The move has only accelerated since the start of the third quarter in July, spelling trouble for American companies that generate a big chunk of sales abroad. A stronger greenback diminishes the value of corporations’ foreign revenue when it’s converted back into dollars, while also making their US-made products more expensive in other countries in local currency terms.
“It’s a real headwind,” said Ohsung Kwon, US equity strategist at Bank of America Securities Inc. “It’s going to be a bigger impact to earnings than it was in Q2.”
The US currency has climbed about 7% so far in the third quarter, following a 5.7% ascent in the three months ended in June. Both the euro and British pound have been tumbling against the greenback over recent weeks, and the Fed’s hawkishness has driven them down still further. Sterling plunged to a low of $1.035 Monday, the weakest on record. The euro, meanwhile, has been consistently trading under parity with the dollar over recent weeks after first breaching the threshold in July as Russia’s war against Ukraine deepens an ongoing energy crisis and raises the chances of a European recession.

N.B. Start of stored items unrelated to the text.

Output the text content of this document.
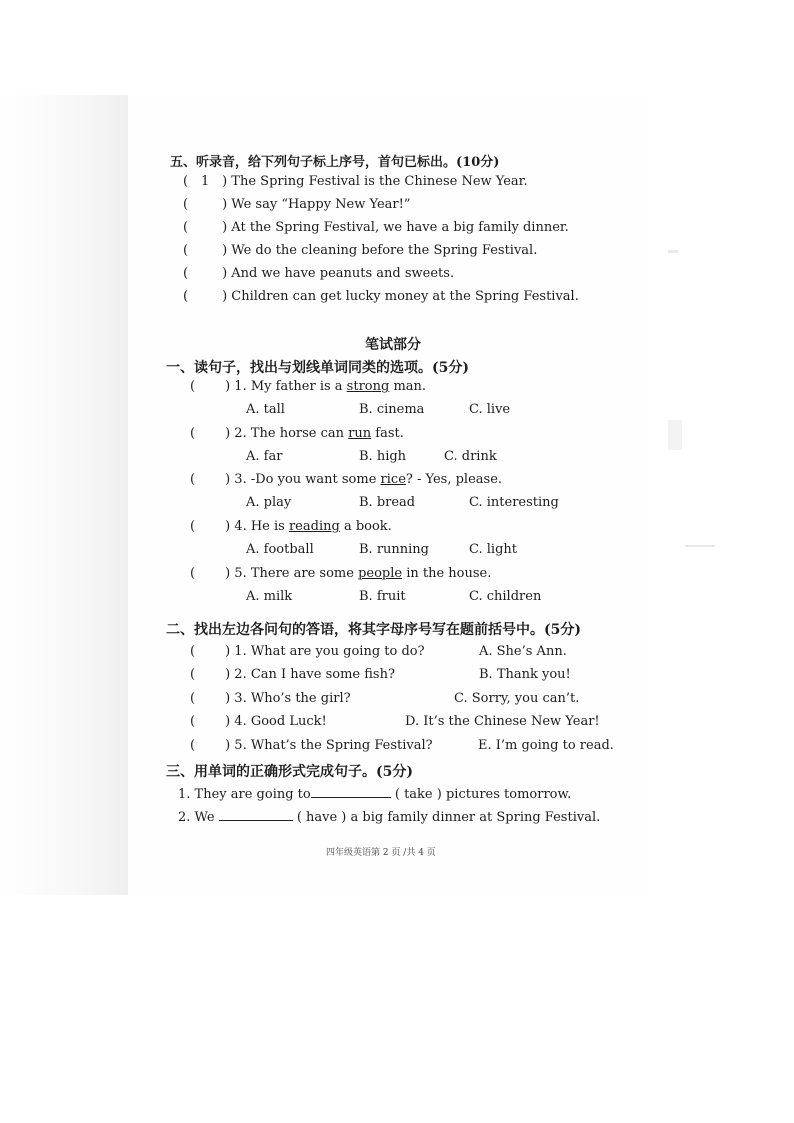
五、听录音，给下列句子标上序号，首句已标出。(10分)
( 1 ) The Spring Festival is the Chinese New Year.
(	) We say “Happy New Year!”
(	) At the Spring Festival, we have a big family dinner.
(	) We do the cleaning before the Spring Festival.
(	) And we have peanuts and sweets.
(	) Children can get lucky money at the Spring Festival.
笔试部分
一、读句子，找出与划线单词同类的选项。(5分)
( ) 1. My father is a strong man.
A. tall	B. cinema	C. live
( ) 2. The horse can run fast.
A. far	B. high	C. drink
( ) 3. -Do you want some rice? - Yes, please.
A. play	B. bread	C. interesting
( ) 4. He is reading a book.
A. football	B. running	C. light
( ) 5. There are some people in the house.
A. milk	B. fruit	C. children
二、找出左边各问句的答语，将其字母序号写在题前括号中。(5分)
( ) 1. What are you going to do?	A. She’s Ann.
( ) 2. Can I have some fish?	B. Thank you!
( ) 3. Who’s the girl?	C. Sorry, you can’t.
( ) 4. Good Luck!	D. It’s the Chinese New Year!
( ) 5. What’s the Spring Festival?	E. I’m going to read.
三、用单词的正确形式完成句子。(5分)
1. They are going to	( take ) pictures tomorrow.
2. We	( have ) a big family dinner at Spring Festival.
四年级英语第 2 页 /共 4 页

Investors sometimes brush off warnings based on foreign-exchange fluctuations, with some market watchers arguing it’s often an excuse for poor performance or only an issue on paper. That isn’t the view of Wolfgang Koester, senior strategist at treasury management software provider Kyriba Corp. He estimates that by the end of the third quarter a group of 1,200 large companies in the US and Europe will have lost more than $60 billion in sales to foreign-currency fluctuations since January. The firms could end up taking on average a 6-cent hit to earnings per share, up from the usual 2 cents to 4 cents.
“It’s not an accounting issue,” Koester said. “If you sell something and for that you get less in your currency — in dollars, which is where your investors are — you have less money.”
Dollar strength could hurt the profits of about a third of companies on the S&P 500 Index, according to Bloomberg Intelligence, with consumer staples, materials, tech and communications among the most affected industries. What’s more, the share of revenue that index constituents generate from international sources has been on the rise as global trade normalizes after pandemic disruptions. Bank of America uses a general rule that every 10% increase in the dollar translates to a roughly 3% headwind to earnings per share, Kwon said.
Although a strong dollar will hit US company earnings, the converse — currency weakness in Europe, especially the UK — won’t necessarily help firms based in those regions. Retailers ranging from Hennes & Mauritz AG to Asos Plc to Primark owner Associated British Foods Plc in recent days have detailed the impact of inflation, which has been fueled by the slump in the euro and the pound, on input costs as well as consumer demand.
Deterioration in earnings per share during periods when the dollar is strengthening tends to coincide with a poor economic outlook, making the greenback an “amplifying or confirming signal rather than the cause,” said Gina Martin Adams, chief equity strategist at Bloomberg Intelligence. She added that a strong dollar suppresses import costs for US companies, with Costco Wholesale Corp. recently saying that helped “a little bit.”
That has been of little comfort to Salesforce, where Co-Chief Executive Officer Bret Taylor recently characterized currency headwinds as a “total pain.” One of the chief concerns of multinational CEOs is foreign exchange, “a total nightmare right now with the strength of the dollar,” he told investors last week.
The only hope is that the greenback will return to the relative calm of previous years.
“This, too, shall pass,” Taylor said. “The dollar is not going to be this strong forever.”